Boeing and the NLRB

October 3, 2011 

— Recently, Boeing decided to locate a new, non-union, manufacturing line in South Carolina, rather than at its unionized facility in Washington State. In the aftermath of that decision, elected officials have publicly castigated a federal agency, challenged that agency's independence and even threatened one agency official with contempt of Congress. Unfortunately, these actions have largely been based on inaccuracies about the case.

The agency involved is the National Labor Relations Board, which enforces the central private-sector labor law in this country, the National Labor Relations Act. Following a charge filed by the machinists union representing Boeing's Washington employees, the NLRB's general counsel investigated, unsuccessfully sought to settle the dispute and ultimately filed a complaint alleging that Boeing violated the NLRA. Boeing and its supporters argue that the NLRB is asserting an unprecedented power to stop companies from deciding where to operate. Reality, however, falls far short of this claim.

Most significantly, the NLRB has not said anything about the legality of Boeing's actions. Members of the NLRB - which consists of up to five presidential appointees, two of whom are traditionally nominated by the party not in control of the White House - act like judges in cases brought against unions and employers alleged to have violated the NLRA. But the Boeing matter has not reached the NLRB.

Thus far, the only thing that has happened is that the NLRB's general counsel - a separate appointee whose office investigates and litigates cases - has found enough evidence to support the filing of a complaint against Boeing, which will be litigated before an administrative law judge. Neither that judge, nor the NLRB, has made findings on the facts or law of the case.

Moreover, contrary to the claims of Boeing's supporters, the general counsel has not sought to close down the South Carolina facility and move those jobs to Washington. It is true that the general counsel will request that Boeing give the Washington employees any work that was moved illegally to South Carolina. But Boeing would remain free to give its South Carolina facility as much work as it wants, as long as it does so for valid reasons.

What constitutes a valid reason leads to a central question: why did the general counsel bring a case against Boeing?

It is not in an attempt to assist a union or prevent employers from making decisions based on economics. Indeed, employers usually have free rein to decide where and how to operate. However, one exception is that an employer cannot punish employees in an attempt to encourage or discourage union activity.

The reason is that if employers could retaliate against employees for exercising their labor rights, those rights would not be worth much. It is this principle that is motivating the general counsel, who is arguing that statements by Boeing officials show that its decision to operate in South Carolina was based not on labor costs, but was an attempt to retaliate against Washington employees' past use of their right to strike.

The difficulty is that it is hard to determine an employer's intent. That is why an administrative law judge is holding a hearing to evaluate the parties' documents and witness testimony. Without this evidence, no one can know what will happen once the hearing is completed. For instance, the judge or, later, the NLRB could decide that Boeing did not intend to discourage union activity and reject the complaint.
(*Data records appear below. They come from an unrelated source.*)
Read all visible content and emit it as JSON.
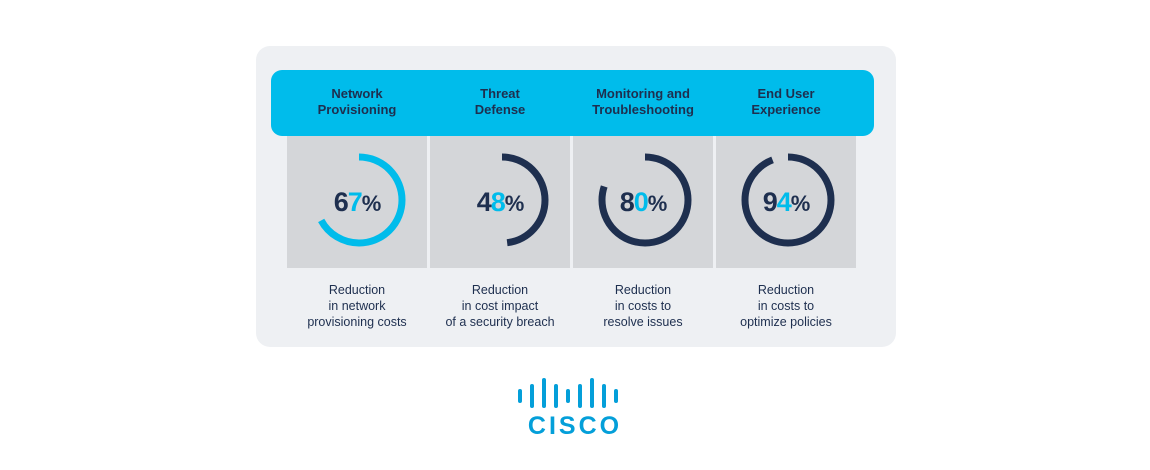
{
  "colors": {
    "accent": "#00bceb",
    "navy": "#1e2f4f",
    "tile": "#d4d6d9",
    "card": "#eef0f3",
    "brand": "#049fd9"
  },
  "columns": [
    {
      "header": [
        "Network",
        "Provisioning"
      ],
      "percent_value": 67,
      "percent_digits": [
        "6",
        "7"
      ],
      "percent_sign": "%",
      "description": [
        "Reduction",
        "in network",
        "provisioning costs"
      ]
    },
    {
      "header": [
        "Threat",
        "Defense"
      ],
      "percent_value": 48,
      "percent_digits": [
        "4",
        "8"
      ],
      "percent_sign": "%",
      "description": [
        "Reduction",
        "in cost impact",
        "of a security breach"
      ]
    },
    {
      "header": [
        "Monitoring and",
        "Troubleshooting"
      ],
      "percent_value": 80,
      "percent_digits": [
        "8",
        "0"
      ],
      "percent_sign": "%",
      "description": [
        "Reduction",
        "in costs to",
        "resolve issues"
      ]
    },
    {
      "header": [
        "End User",
        "Experience"
      ],
      "percent_value": 94,
      "percent_digits": [
        "9",
        "4"
      ],
      "percent_sign": "%",
      "description": [
        "Reduction",
        "in costs to",
        "optimize policies"
      ]
    }
  ],
  "logo": {
    "wordmark": "CISCO",
    "icon": "cisco-bridge-bars-icon"
  }
}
The real scandal in this case is not the general counsel's complaint against Boeing, but the attempt to interfere with an independent agency's adjudication process.
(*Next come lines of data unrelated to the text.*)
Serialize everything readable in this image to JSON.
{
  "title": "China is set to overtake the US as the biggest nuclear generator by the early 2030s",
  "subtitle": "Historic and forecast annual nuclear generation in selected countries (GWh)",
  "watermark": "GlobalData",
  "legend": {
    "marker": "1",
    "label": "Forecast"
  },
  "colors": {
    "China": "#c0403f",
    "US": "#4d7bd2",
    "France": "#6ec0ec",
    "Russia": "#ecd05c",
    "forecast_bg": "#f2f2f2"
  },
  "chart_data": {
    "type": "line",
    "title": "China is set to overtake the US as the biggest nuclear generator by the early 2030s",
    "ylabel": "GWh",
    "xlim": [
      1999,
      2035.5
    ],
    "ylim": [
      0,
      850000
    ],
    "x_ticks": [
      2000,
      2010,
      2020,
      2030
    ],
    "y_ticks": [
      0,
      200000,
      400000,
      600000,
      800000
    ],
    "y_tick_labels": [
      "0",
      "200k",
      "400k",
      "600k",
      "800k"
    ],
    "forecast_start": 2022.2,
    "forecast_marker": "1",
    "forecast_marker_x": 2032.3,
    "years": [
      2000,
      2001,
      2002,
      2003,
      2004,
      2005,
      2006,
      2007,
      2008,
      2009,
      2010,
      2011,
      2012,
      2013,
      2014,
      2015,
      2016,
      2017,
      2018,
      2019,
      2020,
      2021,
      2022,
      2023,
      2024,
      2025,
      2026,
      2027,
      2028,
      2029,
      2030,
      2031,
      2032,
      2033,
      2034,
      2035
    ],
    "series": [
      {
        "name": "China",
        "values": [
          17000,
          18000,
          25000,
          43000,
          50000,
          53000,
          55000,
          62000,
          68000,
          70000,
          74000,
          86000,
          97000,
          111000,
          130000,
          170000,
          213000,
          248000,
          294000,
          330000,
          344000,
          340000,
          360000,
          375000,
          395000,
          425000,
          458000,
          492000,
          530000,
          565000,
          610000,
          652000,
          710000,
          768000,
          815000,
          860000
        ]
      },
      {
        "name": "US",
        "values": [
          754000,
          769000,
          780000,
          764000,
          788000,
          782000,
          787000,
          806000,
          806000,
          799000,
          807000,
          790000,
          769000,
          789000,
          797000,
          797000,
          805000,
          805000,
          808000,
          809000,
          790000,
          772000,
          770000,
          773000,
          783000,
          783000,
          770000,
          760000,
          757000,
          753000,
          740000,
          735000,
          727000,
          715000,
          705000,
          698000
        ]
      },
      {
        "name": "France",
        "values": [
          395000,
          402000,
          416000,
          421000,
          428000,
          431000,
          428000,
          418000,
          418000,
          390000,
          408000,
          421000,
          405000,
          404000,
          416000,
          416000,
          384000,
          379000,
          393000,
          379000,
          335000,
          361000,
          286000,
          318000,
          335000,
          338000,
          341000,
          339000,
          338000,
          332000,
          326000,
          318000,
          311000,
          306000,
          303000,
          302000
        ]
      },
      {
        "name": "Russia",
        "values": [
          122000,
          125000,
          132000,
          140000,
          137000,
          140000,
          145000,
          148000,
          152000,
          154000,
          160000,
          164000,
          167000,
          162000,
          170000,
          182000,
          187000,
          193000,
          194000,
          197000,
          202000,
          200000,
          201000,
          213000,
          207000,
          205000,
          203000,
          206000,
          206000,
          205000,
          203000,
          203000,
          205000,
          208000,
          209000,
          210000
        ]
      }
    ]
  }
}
U.S. Rep. Darryl Issa, chair of the House Committee on Government Oversight and Reform, as well as numerous other elected officials, has engaged in a campaign to influence the NLRB's decision. And now, after holding a hearing on the case and repeatedly castigating the NLRB in the press, the committee has issued a grossly overbroad subpoena and threatened the general counsel with contempt of Congress if he refuses to comply.

Not to be left out, South Carolina Gov. Nikki Haley urged the Republican member of the NLRB to resign so that the agency could no longer fulfill its duty to enforce the law.

One can only imagine what these officials' reaction would be if a similar effort were made to stop one of the many cases that the NLRB brings against unions.

Using half-truths and bullying to interfere with an ongoing case serve only to undermine the concept of justice. Let's wait and see what the evidence looks like and how the NLRB interprets it. Then we can have a useful discussion about whether the agency is properly enforcing the NLRA and whether that law should be amended.

Jeffrey Hirsch, who was an NLRB attorney from 2000 to 2004, is a professor at the UNC School of Law specializing in labor and employment law.